Multiloculated hydrocephalus remains a challenging condition to treat in the pediatric hydrocephalic population. In a retrospective study, the authors reviewed their experience with navigated endoscopy to treat multiloculated hydrocephalus in children.
Between April 2004 and September 2008, navigated endoscopic procedures were performed in 16 children with multiloculated hydrocephalus (median age 8 months, mean age 16.1 ± 23.3 months). In all patients preoperative MR imaging was used for planning entry sites and trajectories of the endoscopic approach for cyst perforation and catheter positioning. Intraoperatively, a rigid endoscope was tracked by the navigation system. For all children the total number of operative procedures, navigated endoscopic procedures, implanted ventricular catheters, and drained compartments were recorded. In addition, postoperative complications and radiological follow-up data were analyzed.

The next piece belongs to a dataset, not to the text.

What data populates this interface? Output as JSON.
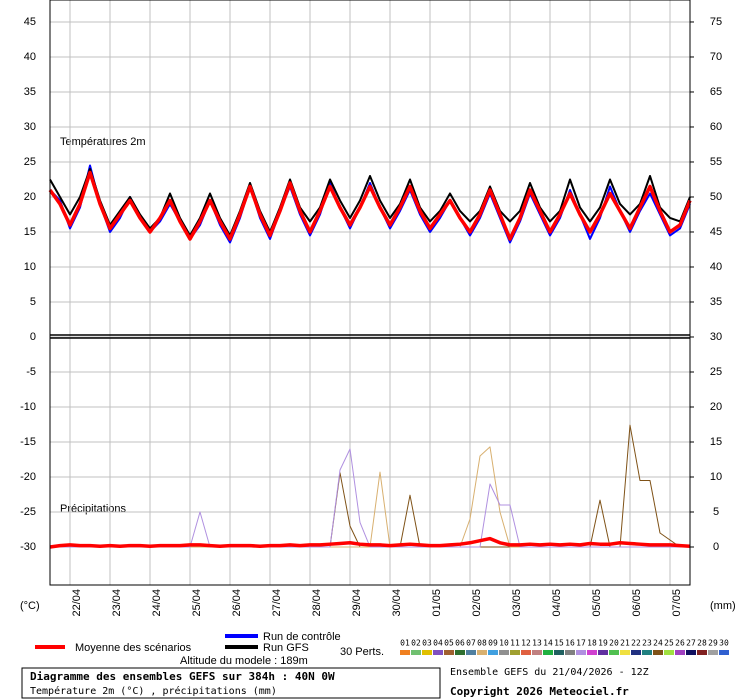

In 16 children, a total of 91 procedures were performed to treat multiloculated hydrocephalus, including 29 navigated endoscopic surgeries. Finally, 21 navigated procedures involved 1 ventricular catheter and 8 involved 2 catheters for CSF diversion via the shunt. The average number of drained compartments in a shunt was 3.6 ± 1.7 (range 2–9 compartments). In 9 patients (56%) a navigated endoscopic procedure constituted the last procedure within the follow-up period. One additional surgery was necessary in 3 patients (19%) after navigated endoscopy, and in 4 patients (25%) 2 further procedures were necessary after navigated endoscopy. Serial follow-up MR imaging demonstrated evidence of sufficient CSF diversion in all patients.
Navigated endoscopic surgery is a safe and effective treatment option for multiloculated hydrocephalus. The combination of the endoscopic approach and neuronavigation further refines preoperative planning and intraoperative orientation. The aim of treatment is to drain as many compartments as possible and as soon as possible, thereby establishing sufficient CSF drainage with few ventricular catheters in single shunt systems. Close clinical and radiological follow-up is mandatory because multiple revisions are likely.